[146] Before the first batch of the Company's emigrants sailed from the Thames, they were induced by the Directors to sign an agreement binding themselves to "submit in all things needful to peace and order until the establishment of a regular Government." This meant that if any of them committed a breach of the law of England, he should be punished according to the law of England. This agreement was brought under the notice of Lord John Russell who challenged the right of the Company to enforce such a provision. The Company took the opinion of Serjeant Wilde upon the point, and his advice, given on November 14, 1839, was that (1) the parties will not be justified by law in acting under the agreement, (2) that those acting under it were liable to prosecution for so doing, and (3) the agreement should be abandoned.

[147] "Captain Pearson of the brig Integrity was arrested to-day (April 14) under a warrant issued for illegal conduct towards his charterer, Mr. Wade, of Hobart Town, and brought before the District Magistrate, Major Baker. The prisoner refused to recognise the Court, and was accordingly committed. The ensuing day Captain Pearson made his escape, and an escape Warrant has accordingly been issued against him."—Extract from New Zealand Gazette (the first newspaper published in the Colony), April 18, 1840.

[148] The proclamation itself does not make it clear on what grounds Hobson took possession of the "Island." Indeed it is so ambiguously worded that he seems to imply that he claimed it by right of cession.
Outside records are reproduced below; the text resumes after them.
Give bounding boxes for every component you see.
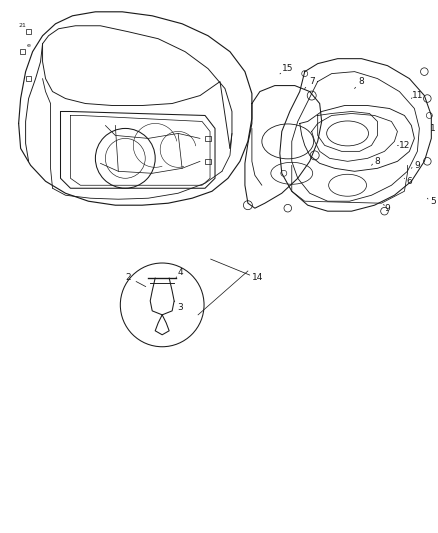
Bar [26, 29, 32, 35]
Text: 9: 9 [385, 204, 390, 213]
Text: 3: 3 [177, 303, 183, 312]
Text: 15: 15 [282, 64, 293, 73]
Text: 14: 14 [252, 273, 264, 282]
Text: 1: 1 [431, 124, 436, 133]
Text: 2: 2 [125, 273, 131, 282]
Text: e: e [27, 43, 31, 48]
Text: 4: 4 [177, 269, 183, 278]
Text: 8: 8 [374, 157, 380, 166]
Bar [205, 136, 211, 141]
Text: 11: 11 [412, 91, 423, 100]
Bar [20, 49, 25, 54]
Text: 21: 21 [19, 23, 27, 28]
Text: 7: 7 [309, 77, 314, 86]
Bar [205, 159, 211, 164]
Bar [26, 76, 32, 82]
Text: 5: 5 [431, 197, 436, 206]
Text: 9: 9 [414, 161, 420, 170]
Text: 8: 8 [359, 77, 364, 86]
Text: 12: 12 [399, 141, 410, 150]
Text: 6: 6 [406, 177, 412, 186]
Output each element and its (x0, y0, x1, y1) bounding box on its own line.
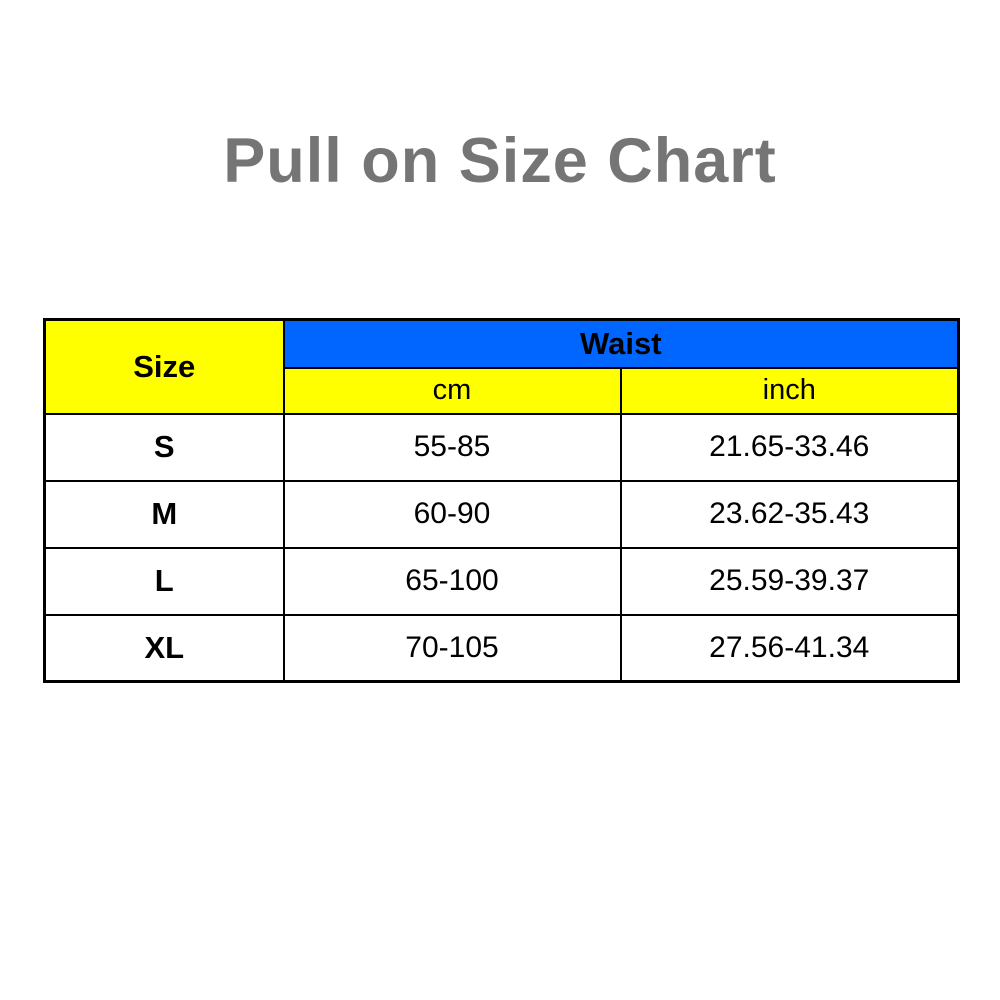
inch-value-cell: 27.56-41.34 (619, 613, 960, 683)
size-cell: M (43, 479, 285, 549)
waist-column-header: Waist (282, 318, 960, 369)
cm-value-cell: 55-85 (282, 412, 622, 482)
size-chart-table: Size Waist cm inch S 55-85 21.65-33.46 M… (43, 318, 960, 683)
inch-value-cell: 23.62-35.43 (619, 479, 960, 549)
size-cell: XL (43, 613, 285, 683)
cm-value-cell: 60-90 (282, 479, 622, 549)
inch-value-cell: 21.65-33.46 (619, 412, 960, 482)
inch-value-cell: 25.59-39.37 (619, 546, 960, 616)
table-row: M 60-90 23.62-35.43 (43, 479, 960, 549)
table-header-row: Size Waist (43, 318, 960, 415)
cm-unit-header: cm (282, 366, 622, 415)
inch-unit-header: inch (619, 366, 960, 415)
table-subheader-row: cm inch (45, 366, 960, 415)
cm-value-cell: 70-105 (282, 613, 622, 683)
size-cell: S (43, 412, 285, 482)
size-column-header: Size (43, 318, 285, 415)
cm-value-cell: 65-100 (282, 546, 622, 616)
table-row: L 65-100 25.59-39.37 (43, 546, 960, 616)
page-title: Pull on Size Chart (223, 126, 777, 196)
table-row: S 55-85 21.65-33.46 (43, 412, 960, 482)
table-row: XL 70-105 27.56-41.34 (43, 613, 960, 683)
size-cell: L (43, 546, 285, 616)
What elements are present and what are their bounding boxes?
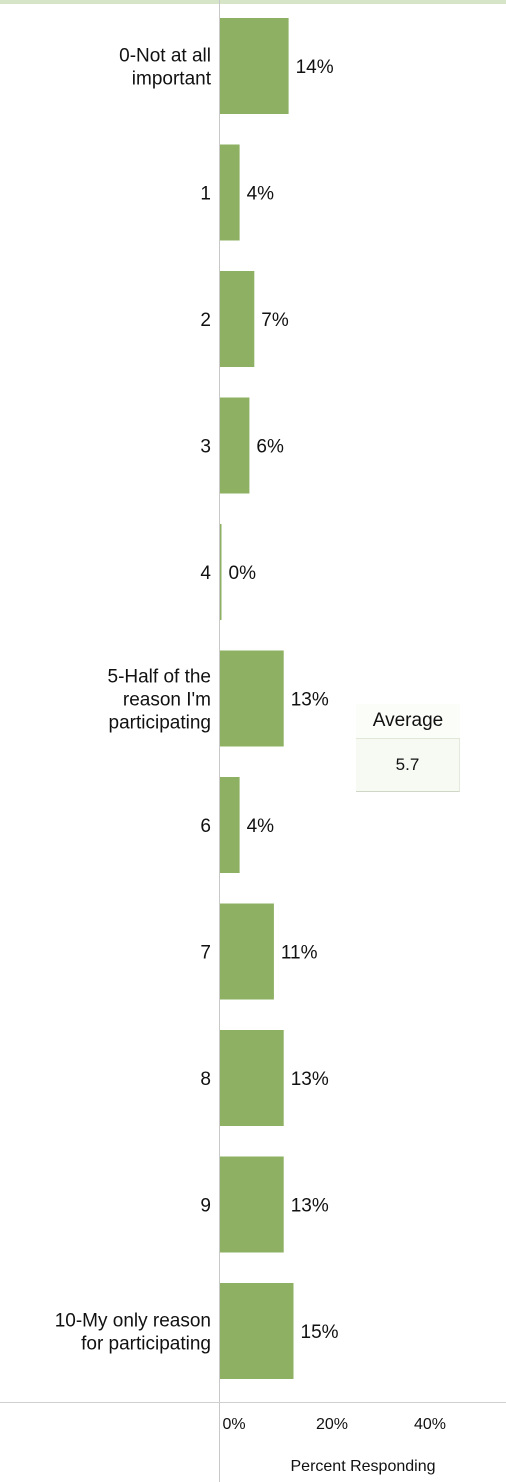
bar-8 <box>220 1030 284 1126</box>
average-value: 5.7 <box>356 739 460 792</box>
value-labels: 14% 4% 7% 6% 0% 13% 4% 11% 13% 13% 15% <box>229 57 339 1343</box>
value-label-7: 11% <box>281 943 318 964</box>
bars-layer <box>220 18 294 1379</box>
bar-7 <box>220 903 274 1000</box>
category-label-9: 9 <box>200 1196 211 1217</box>
category-label-8: 8 <box>200 1069 211 1090</box>
bar-1 <box>220 144 240 241</box>
value-label-10: 15% <box>301 1322 339 1343</box>
category-label-10: 10-My only reason for participating <box>55 1311 211 1355</box>
value-label-9: 13% <box>291 1196 329 1217</box>
bar-10 <box>220 1283 294 1379</box>
category-label-3: 3 <box>200 437 211 458</box>
value-label-2: 7% <box>261 310 289 331</box>
value-label-0: 14% <box>296 57 334 78</box>
bar-6 <box>220 777 240 873</box>
category-label-7: 7 <box>200 943 211 964</box>
value-label-3: 6% <box>256 437 284 458</box>
value-label-1: 4% <box>247 184 275 205</box>
average-summary-box: Average 5.7 <box>356 704 460 792</box>
value-label-4: 0% <box>229 563 257 584</box>
category-label-4: 4 <box>200 563 211 584</box>
bar-3 <box>220 397 250 494</box>
bar-4 <box>220 524 222 620</box>
bar-0 <box>220 18 289 114</box>
x-tick-label-0: 0% <box>222 1416 245 1433</box>
category-label-2: 2 <box>200 310 211 331</box>
bar-2 <box>220 271 255 367</box>
x-tick-label-1: 20% <box>316 1416 348 1433</box>
top-rule <box>0 0 506 4</box>
x-tick-label-2: 40% <box>414 1416 446 1433</box>
average-label: Average <box>356 704 460 739</box>
bar-9 <box>220 1156 284 1253</box>
bar-5 <box>220 650 284 747</box>
category-labels: 0-Not at all important 1 2 3 4 5-Half of the re… <box>55 46 212 1355</box>
value-label-8: 13% <box>291 1069 329 1090</box>
category-label-0: 0-Not at all important <box>119 46 212 90</box>
x-tick-labels: 0% 20% 40% <box>222 1416 446 1433</box>
category-label-1: 1 <box>200 184 211 205</box>
x-axis-title: Percent Responding <box>291 1458 436 1475</box>
category-label-6: 6 <box>200 816 211 837</box>
category-label-5: 5-Half of the reason I'm participating <box>108 667 212 734</box>
value-label-5: 13% <box>291 690 329 711</box>
value-label-6: 4% <box>247 816 275 837</box>
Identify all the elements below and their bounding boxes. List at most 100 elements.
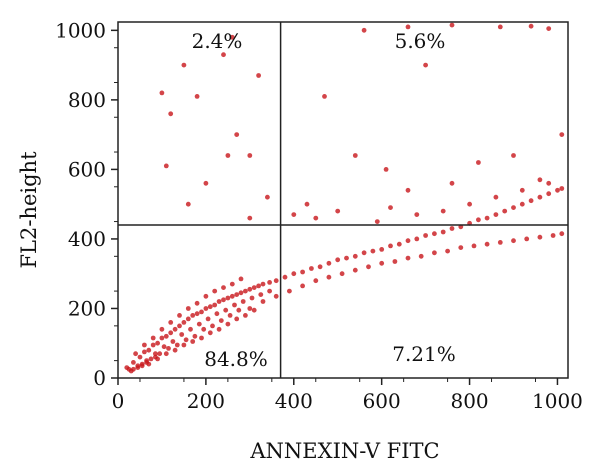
data-point [229,34,235,40]
data-point [344,255,349,261]
data-point [519,201,525,207]
data-point [168,330,174,336]
x-tick-label: 800 [450,389,488,413]
data-point [181,62,187,68]
data-point [194,94,200,99]
data-point [476,217,481,223]
data-point [502,208,508,214]
data-point [304,201,310,207]
data-point [249,295,255,301]
data-point [405,24,411,30]
data-point [528,23,534,29]
quadrant-label-lower-left: 84.8% [204,347,268,371]
data-point [405,187,411,193]
data-point [493,194,499,200]
data-point [317,264,323,270]
data-point [383,167,389,172]
data-point [131,366,136,372]
data-point [177,313,182,318]
data-point [300,269,305,275]
data-point [440,229,446,235]
data-point [471,243,477,249]
data-point [216,299,222,304]
y-tick-label: 400 [68,227,106,251]
data-point [229,281,235,287]
data-point [361,27,367,33]
data-point [194,300,200,306]
data-point [185,306,191,311]
data-point [260,299,266,304]
x-tick-label: 600 [363,389,401,413]
data-point [497,240,503,245]
data-point [212,288,218,294]
data-point [150,342,156,348]
data-point [484,241,490,247]
data-point [414,236,420,242]
data-point [335,257,341,263]
data-point [221,285,226,290]
data-point [179,332,185,337]
data-point [267,288,272,294]
y-tick-label: 0 [93,366,106,390]
data-point [168,320,174,325]
data-point [196,321,202,327]
data-point [440,208,446,214]
data-point [546,180,552,186]
data-point [467,201,472,207]
data-point [247,215,253,221]
x-tick-label: 400 [275,389,313,413]
data-point [291,212,297,218]
data-point [352,253,358,259]
data-point [190,313,196,318]
data-point [199,309,204,315]
data-point [142,342,147,348]
data-point [243,313,248,318]
data-point [449,226,455,231]
data-point [243,288,248,294]
data-point [207,304,213,310]
y-tick-label: 1000 [55,18,106,42]
data-point [185,201,191,207]
data-point [445,248,450,254]
data-point [174,342,180,348]
data-point [322,94,327,99]
data-point [326,274,332,280]
data-point [227,313,233,318]
data-point [449,22,455,28]
data-point [163,351,169,357]
data-point [166,346,171,351]
data-point [238,290,244,296]
data-point [214,311,220,317]
data-point [313,278,319,284]
data-point [392,259,398,264]
data-point [225,321,231,327]
data-point [300,283,305,289]
data-point [159,326,165,332]
data-point [423,62,428,68]
data-point [476,160,481,165]
data-point [273,293,279,299]
data-point [559,186,565,191]
data-point [335,208,341,214]
data-point [181,320,187,325]
data-point [190,339,196,344]
data-point [238,276,244,282]
data-point [511,205,516,211]
data-point [210,323,215,329]
data-point [396,241,402,247]
data-point [225,153,231,158]
data-point [379,247,385,252]
quadrant-label-upper-right: 5.6% [395,29,446,53]
data-point [537,234,543,240]
y-axis-ticks: 0 200 400 600 800 1000 [55,18,118,390]
data-point [131,360,136,365]
data-point [256,283,261,289]
data-point [418,253,424,259]
data-point [559,132,565,138]
y-axis-title: FL2-height [17,151,41,269]
data-point [172,326,178,332]
data-point [432,250,437,256]
data-point [177,323,182,329]
x-tick-label: 200 [187,389,225,413]
data-point [493,212,499,218]
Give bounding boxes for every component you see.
In his despatch to the Secretary for State, however, he made it clear that he intended to claim it "by right of discovery," a course which he had recommended to Lord Normanby before he left England.

[149] "Captain" Cole as he was sometimes called, because he had been sailing in an East Indiaman, had been one of the early Wellington settlers, having come out in the Aurora. On the arrival of Captain Hobson he removed to the Bay of Islands, and had succeeded in getting himself appointed chief constable at Port Nicholson, in which capacity he now appeared in the Southern settlement.

[150] As sovereignty over only a small portion of the Colony had at this time been ceded to the Queen, Hobson was claiming a wider jurisdiction than he was entitled to in describing himself as "Lieutenant-Governor of New Zealand." He was only Lieutenant-Governor in New Zealand.

[151] This also was a mistake. It should have been South, not North. On this error Sir George Grey once based the argument that New Zealand included New Guinea, and was entitled to claim control over it. The error was corrected and the boundaries so amended as to include the Chatham Islands.—Vide Letters Patent issued to Captain Hobson, April 4, 1842.

[152] It had been reported that the settlers were starving, which was quite untrue.

[153] While H.M.S. Britomart (Captain Stanley) was returning from her historic visit to Bank's Peninsula she put in to Port Nicholson and took Mr. Shortland on board, leaving Mr. Murphy to supply his place as the representative of the Government at the Southern settlement.

[154] This number was subsequently increased to 546.

[155] Mr. Fredarb, who was trading master of the schooner Mercury, added the following note to his copy of the treaty: "The chiefs at Opotiki expressed a wish to have it signified who were Pikopos (i.e. Roman Catholics) and who were not, the which I did by placing a crucifix † preceding the names of those who are, as above, and at which they seemed perfectly satisfied."